I have a bunch of Hadoop SequenceFiles that have been written with some Writable subclass I wrote. Let's call it FishWritable.
This Writable worked out well for a while, until I decided there was need for a package renaming for clarity. So now the fully qualified name of FishWritable is com.vertebrates.fishes.FishWritable
instead of com.mammals.fishes.FishWritable
. It was a reasonable change given how the scope of the package in question had evolved.
Then I discover that none of my MapReduce jobs will run, as they crash when attempting to initialize the SequenceFileRecordReader:
java.lang.RuntimeException: java.io.IOException: WritableName can't load class: com.mammals.fishes.FishWritable
at org.apache.hadoop.io.SequenceFile$Reader.getKeyClass(SequenceFile.java:1949)
at org.apache.hadoop.io.SequenceFile$Reader.init(SequenceFile.java:1899)
...
A couple of options for dealing with this is immediately apparent. I can simply rerun all my previous jobs to regenerate the output with the up to date key class name, running any dependent jobs in sequence. This can obviously be quite time consuming and sometimes not even possible.

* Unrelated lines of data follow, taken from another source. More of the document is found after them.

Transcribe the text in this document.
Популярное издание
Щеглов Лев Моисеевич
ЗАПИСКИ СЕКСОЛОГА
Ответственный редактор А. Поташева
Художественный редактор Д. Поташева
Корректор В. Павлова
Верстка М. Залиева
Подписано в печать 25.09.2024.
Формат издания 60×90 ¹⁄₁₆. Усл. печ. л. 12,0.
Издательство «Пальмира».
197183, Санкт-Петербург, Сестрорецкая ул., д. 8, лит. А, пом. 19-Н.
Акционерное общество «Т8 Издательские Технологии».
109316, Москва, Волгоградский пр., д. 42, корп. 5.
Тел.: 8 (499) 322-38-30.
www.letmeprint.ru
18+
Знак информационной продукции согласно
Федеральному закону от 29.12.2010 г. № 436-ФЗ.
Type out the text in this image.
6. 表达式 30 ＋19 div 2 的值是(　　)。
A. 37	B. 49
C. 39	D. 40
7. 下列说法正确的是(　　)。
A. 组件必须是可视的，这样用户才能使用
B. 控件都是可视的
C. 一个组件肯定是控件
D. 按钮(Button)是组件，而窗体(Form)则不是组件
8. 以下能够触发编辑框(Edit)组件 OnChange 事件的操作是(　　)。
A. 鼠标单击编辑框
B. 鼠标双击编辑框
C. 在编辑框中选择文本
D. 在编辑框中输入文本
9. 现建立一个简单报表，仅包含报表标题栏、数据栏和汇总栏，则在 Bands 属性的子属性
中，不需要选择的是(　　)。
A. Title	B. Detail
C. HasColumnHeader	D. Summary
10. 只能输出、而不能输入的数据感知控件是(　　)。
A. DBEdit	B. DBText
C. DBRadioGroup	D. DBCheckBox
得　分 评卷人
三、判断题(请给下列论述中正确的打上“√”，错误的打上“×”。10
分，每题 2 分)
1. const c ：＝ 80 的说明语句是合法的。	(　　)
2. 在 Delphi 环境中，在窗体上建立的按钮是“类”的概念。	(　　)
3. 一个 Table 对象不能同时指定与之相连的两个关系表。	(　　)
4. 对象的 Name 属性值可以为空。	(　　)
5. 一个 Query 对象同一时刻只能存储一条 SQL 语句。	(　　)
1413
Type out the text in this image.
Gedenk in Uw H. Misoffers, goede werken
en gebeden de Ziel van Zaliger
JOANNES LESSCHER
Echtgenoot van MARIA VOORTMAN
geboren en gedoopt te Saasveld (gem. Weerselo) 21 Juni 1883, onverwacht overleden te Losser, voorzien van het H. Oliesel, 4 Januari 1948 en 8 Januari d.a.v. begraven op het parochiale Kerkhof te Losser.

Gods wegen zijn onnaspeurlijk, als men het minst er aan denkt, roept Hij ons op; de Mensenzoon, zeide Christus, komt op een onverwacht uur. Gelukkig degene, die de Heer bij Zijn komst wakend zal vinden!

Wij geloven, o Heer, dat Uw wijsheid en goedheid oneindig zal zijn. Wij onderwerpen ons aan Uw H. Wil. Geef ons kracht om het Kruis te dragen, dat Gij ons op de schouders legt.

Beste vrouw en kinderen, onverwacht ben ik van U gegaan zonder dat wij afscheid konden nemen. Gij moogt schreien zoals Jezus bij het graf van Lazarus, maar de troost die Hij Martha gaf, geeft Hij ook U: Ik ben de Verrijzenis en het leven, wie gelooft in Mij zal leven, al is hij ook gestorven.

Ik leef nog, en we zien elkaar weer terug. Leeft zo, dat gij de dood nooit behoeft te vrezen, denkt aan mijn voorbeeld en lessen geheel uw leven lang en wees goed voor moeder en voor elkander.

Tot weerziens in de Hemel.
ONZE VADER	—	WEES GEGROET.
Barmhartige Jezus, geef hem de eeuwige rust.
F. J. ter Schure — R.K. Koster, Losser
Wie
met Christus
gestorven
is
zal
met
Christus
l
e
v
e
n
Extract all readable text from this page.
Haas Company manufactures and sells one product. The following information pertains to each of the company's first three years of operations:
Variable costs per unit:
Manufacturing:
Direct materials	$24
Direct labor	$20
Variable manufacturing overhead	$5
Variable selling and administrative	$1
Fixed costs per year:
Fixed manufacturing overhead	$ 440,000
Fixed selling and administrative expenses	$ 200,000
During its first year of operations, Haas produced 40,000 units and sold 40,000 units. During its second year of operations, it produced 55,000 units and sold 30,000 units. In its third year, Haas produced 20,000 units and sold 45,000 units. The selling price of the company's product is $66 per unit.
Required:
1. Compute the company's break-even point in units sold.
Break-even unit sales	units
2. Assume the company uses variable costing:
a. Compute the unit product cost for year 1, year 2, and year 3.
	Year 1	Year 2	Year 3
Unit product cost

Another possibility might be to write a simple job that reads the SequenceFile as text and replaces any instances of the class name with the new one. This is basically method #1 with a tweak that makes it less complicated to do. If I have a lot of big files it's still quite impractical.
Is there a better way to deal with refactorings of fully qualified class names used in SequenceFiles? Ideally, I'm looking for some way to specify a new fallback class name if the specified one is not found, to allow for running against both dated and updated types of this SequenceFile.